I have been preparing for my VMvware Certified Professional (VCP) exam. Early this year I decided to invest and buy HP ProLiant MicroServer G8 and Synology DS414slim NAS appliance to expand my home lab.
I’m one on those who learn better by doing rather than reading and I wanted to rely on practice labs and hands-on experience instead of books and practice tests to pass the exam.
I bought everything from newegg.com. The HP MicroServer came with 8GB of RAM installed. I then upgraded the RAM to 16GB and downloaded the ESXi 5.5 ISO directly from the HP website which comes with all the drivers required to run ESXi on HP ProLiant servers.
I’m running few VMs on the HP server including the VMware vCenter Server Virtual Appliance (vCSA) which manages my ESXi servers. The HP server is one of two ESXi servers I have running. The other ESXi server runs inside VMware Fusion (nested) on my iMac. Because my HP server and iMac desktop have two different CPU architectures, I had to enable VMware Enhanced vMotion Compatibility (EVC) to provide CPU compatibility and support for vMotion and DRS.
I populated the Synology appliance with two SSDs configured in RAID 1. On it, I have a datastore configured that provides NFS storage to my VMs. I also store there all of my ISOs and OVA files.
I’m happy so far with both devices. The HP MicroServer is relatively quiet compared to other devices I have seen. In terms of noise the HP MicroServer fan generates on average 40 dB-A of noise (equivalent to the noise which a fan of Dell Latitude laptop would put out) according to my iPhone noise meter. The Synology NAS appliance is also pretty quiet. Its fan comes on for few seconds only when the CPU is doing heavy processing. I keep both devices in my home office, which is where I do most of my work.
One thing I wanted to do was to schedule automatic shut down at night to save power. So I searched online for a script to do so but the problem I ran into was that in vSphere 5.5 the host had to be put into maintenance mode before it could shut off gracefully. That meant that the server would come up as a result in maintenance mode when it powered back on and I would need to intervene and take it out of maintenance mode every time.

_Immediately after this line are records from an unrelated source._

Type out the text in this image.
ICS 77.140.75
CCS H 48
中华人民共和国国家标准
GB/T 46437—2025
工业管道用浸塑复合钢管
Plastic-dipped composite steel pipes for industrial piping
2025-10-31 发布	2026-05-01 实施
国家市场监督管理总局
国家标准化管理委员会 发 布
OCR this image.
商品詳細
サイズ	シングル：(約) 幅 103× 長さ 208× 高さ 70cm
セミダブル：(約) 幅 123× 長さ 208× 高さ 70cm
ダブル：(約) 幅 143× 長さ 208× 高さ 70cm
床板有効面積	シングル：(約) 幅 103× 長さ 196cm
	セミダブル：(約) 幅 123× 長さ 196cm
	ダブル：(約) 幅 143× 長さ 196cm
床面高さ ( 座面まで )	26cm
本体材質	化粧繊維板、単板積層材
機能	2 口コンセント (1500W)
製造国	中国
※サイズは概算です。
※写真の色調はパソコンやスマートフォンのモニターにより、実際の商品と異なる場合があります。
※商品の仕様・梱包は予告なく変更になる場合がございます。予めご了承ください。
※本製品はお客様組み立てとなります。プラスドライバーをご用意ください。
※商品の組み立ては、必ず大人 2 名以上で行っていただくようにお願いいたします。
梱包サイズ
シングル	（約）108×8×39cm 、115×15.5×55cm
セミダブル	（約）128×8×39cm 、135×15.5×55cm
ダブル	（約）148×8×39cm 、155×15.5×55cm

After experimenting with few ESX CLIs and with some help from the online community I came up with the following Apple script (hack) which basically shuts down the powered on VMs, puts the host in maintenance mode and then issues a shut down command with a delay of 10 seconds. Before the delay timer expires the script executes another command (last command below) and takes the host out of maintenance mode. When the delay timer finally expires the host gracefully shuts down.
do shell script “ssh -i sshkey [email protected] vim-cmd vmsvc/power.shutdown 1”
do shell script “ssh -i sshkey [email protected] esxcli system maintenanceMode set -e true -t 0″
do shell script “ssh -i sshkey [email protected] esxcli system shutdown poweroff -d 10 -r Shell”
do shell script “ssh -i sshkey [email protected] esxcli system maintenanceMode set -e n -t 0″
From there I scheduled an action in my Apple calendar to launch and execute the script every night.